Unlike the first debate between Democratic nominee Hillary Clinton and Republican nominee Donald Trump, in which moderator Lester Holt selected the topics and the questions, Sunday’s meetup will take the form of a town hall. People can submit and vote on questions (voting doesn’t close until Sunday morning), and moderators Anderson Cooper and Martha Raddatz will draw from those questions in their querying of the candidates.
So what’s on the people’s agenda? Top of the list is gun control and gun rights, judging by the votes cast on the website where the questions are posted. At this writing more than 2.5 million votes had been cast on nearly 13,000 questions, on topics including healthcare, government accountability, education, marijuana legalization, criminal justice, and the nation’s infrastructure.
Tellingly, the question “Would you support requiring criminal background checks for all gun sales?” had received the most votes—more than 56,000 on Friday—with the question “How will you ensure the 2nd amendment is protected?” running close very behind at No. 2. Clinton is avidly pro gun control, while Trump’s campaign platform calls for defending the Second Amendment.
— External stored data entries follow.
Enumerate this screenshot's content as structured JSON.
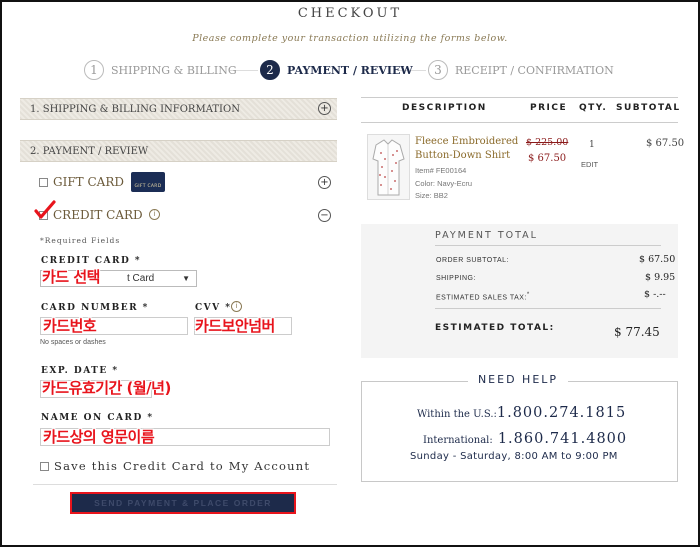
{
  "header": {
    "title": "CHECKOUT",
    "subtitle": "Please complete your transaction utilizing the forms below."
  },
  "steps": [
    {
      "num": "1",
      "label": "SHIPPING & BILLING"
    },
    {
      "num": "2",
      "label": "PAYMENT / REVIEW"
    },
    {
      "num": "3",
      "label": "RECEIPT / CONFIRMATION"
    }
  ],
  "left": {
    "panel1_label": "1. SHIPPING & BILLING INFORMATION",
    "panel2_label": "2. PAYMENT / REVIEW",
    "expand_glyph": "+",
    "collapse_glyph": "−",
    "gift_card_label": "GIFT CARD",
    "gift_card_image_text": "GIFT CARD",
    "credit_card_label": "CREDIT CARD",
    "info_glyph": "i",
    "required_note": "*Required Fields",
    "credit_card_field_label": "CREDIT CARD *",
    "credit_card_select_value": "t Card",
    "card_number_label": "CARD NUMBER *",
    "card_number_hint": "No spaces or dashes",
    "cvv_label": "CVV *",
    "exp_date_label": "EXP. DATE *",
    "name_on_card_label": "NAME ON CARD *",
    "save_card_label": "Save this Credit Card to My Account",
    "send_button_label": "SEND PAYMENT & PLACE ORDER"
  },
  "annotations": {
    "card_select": "카드 선택",
    "card_number": "카드번호",
    "cvv": "카드보안넘버",
    "exp_date": "카드유효기간 (월/년)",
    "name_on_card": "카드상의 영문이름"
  },
  "order": {
    "headers": {
      "description": "DESCRIPTION",
      "price": "PRICE",
      "qty": "QTY.",
      "subtotal": "SUBTOTAL"
    },
    "item": {
      "name_line1": "Fleece Embroidered",
      "name_line2": "Button-Down Shirt",
      "item_no": "Item# FE00164",
      "color": "Color: Navy-Ecru",
      "size": "Size: BB2",
      "price_old": "$ 225.00",
      "price_new": "$ 67.50",
      "qty": "1",
      "edit": "EDIT",
      "subtotal": "$ 67.50"
    }
  },
  "totals": {
    "title": "PAYMENT TOTAL",
    "order_subtotal_label": "ORDER SUBTOTAL:",
    "order_subtotal_value": "$ 67.50",
    "shipping_label": "SHIPPING:",
    "shipping_value": "$ 9.95",
    "tax_label": "ESTIMATED SALES TAX:",
    "tax_asterisk": "*",
    "tax_value": "$ -.--",
    "estimated_total_label": "ESTIMATED TOTAL:",
    "estimated_total_value": "$ 77.45"
  },
  "help": {
    "title": "NEED HELP",
    "us_label": "Within the U.S.:",
    "us_number": "1.800.274.1815",
    "intl_label": "International:",
    "intl_number": "1.860.741.4800",
    "hours": "Sunday - Saturday, 8:00 AM to 9:00 PM"
  },
  "colors": {
    "navy": "#1d2a4a",
    "annotation_red": "#e8141c",
    "price_red": "#8b1a1a",
    "gold": "#8a7a55"
  }
}
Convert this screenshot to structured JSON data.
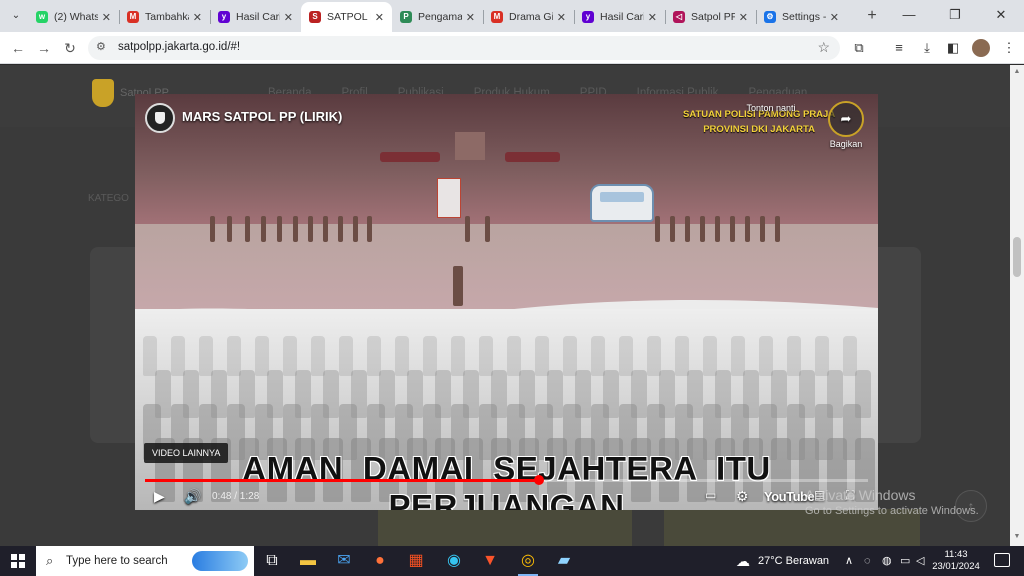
{
  "browser": {
    "tabs": [
      {
        "label": "(2) Whats",
        "color": "#25d366",
        "glyph": "w"
      },
      {
        "label": "Tambahka",
        "color": "#d93025",
        "glyph": "M"
      },
      {
        "label": "Hasil Cari",
        "color": "#6001d2",
        "glyph": "y"
      },
      {
        "label": "SATPOL P",
        "color": "#b22",
        "glyph": "S"
      },
      {
        "label": "Pengama",
        "color": "#2e8b57",
        "glyph": "P"
      },
      {
        "label": "Drama Gi",
        "color": "#d93025",
        "glyph": "M"
      },
      {
        "label": "Hasil Cari",
        "color": "#6001d2",
        "glyph": "y"
      },
      {
        "label": "Satpol PP",
        "color": "#b0145a",
        "glyph": "◁"
      },
      {
        "label": "Settings -",
        "color": "#1a73e8",
        "glyph": "⚙"
      }
    ],
    "active_tab_index": 3,
    "url": "satpolpp.jakarta.go.id/#!"
  },
  "site": {
    "name": "Satpol PP",
    "nav": [
      "Beranda",
      "Profil",
      "Publikasi",
      "Produk Hukum",
      "PPID",
      "Informasi Publik",
      "Pengaduan"
    ],
    "side_label": "KATEGO"
  },
  "video": {
    "title": "MARS SATPOL PP (LIRIK)",
    "watermark_line1": "SATUAN POLISI PAMONG PRAJA",
    "watermark_line2": "PROVINSI DKI JAKARTA",
    "watch_later": "Tonton nanti",
    "share": "Bagikan",
    "more_videos": "VIDEO LAINNYA",
    "lyric": "AMAN DAMAI SEJAHTERA  ITU PERJUANGAN",
    "time": "0:48 / 1:28",
    "progress_fraction": 0.5455,
    "youtube_label": "YouTube"
  },
  "windows_activation": {
    "line1": "Activate Windows",
    "line2": "Go to Settings to activate Windows."
  },
  "taskbar": {
    "search_placeholder": "Type here to search",
    "weather": "27°C  Berawan",
    "time": "11:43",
    "date": "23/01/2024"
  }
}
In the last debate, though, both candidates said that guns should be kept out of the hands of criminals.
Given the debate’s location in Missouri—home to the 2014 shooting of Michael Brown in Ferguson, which precipitated the Black Lives Matter movement’s rise to prominence—shootings of black men by police officers may be on the agenda as well. St. Louis, where Washington University is based, has seen several shootings by police officers this year, according to the St. Louis Post-Dispatch. Philando Castile, the beloved school cafeteria worker shot in Minnesota this summer, was originally from St. Louis.
Other leading questions for Sunday’s meeting ask about an increase in the funding of Social Security and whether the candidates would vote to repeal Citizens United, the 2010 Supreme Court case that made it easier for corporations to fund political campaigns. Clinton has expressed support for a constitutional amendment overturning Citizens United. Donald Trump has criticized the way American political campaigns are financed, but he also recently hired as his deputy campaign manager the president of Citizens United, the conservative-leaning nonprofit that was the plaintiff in the 2010 Supreme Court decision.
Term limits for members of Congress and the Supreme Court, climate change, healthcare, and making sure the richest Americans pay their share of taxes are also potential topics at Sunday’s event. (The last of which should be fascinating to hear Trump answer, given the recent revelations about his large tax loss in 1995, which could have allowed him to skip paying federal income tax for the next 18 years.)
The least popular questions include, “Do you think really really old people are as capable as younger people,” “Would you investigate Israel’s involvement in 9/11,” “Is murder in name of religion legal,” “What is your credit score/rating”, “What will you as president do to stop the illegal births in the US”, “Do you believe in God?,” and “Will you appoint Dennis Rodman Secretary of State”. We wonder if that last one came the leader of North Korea.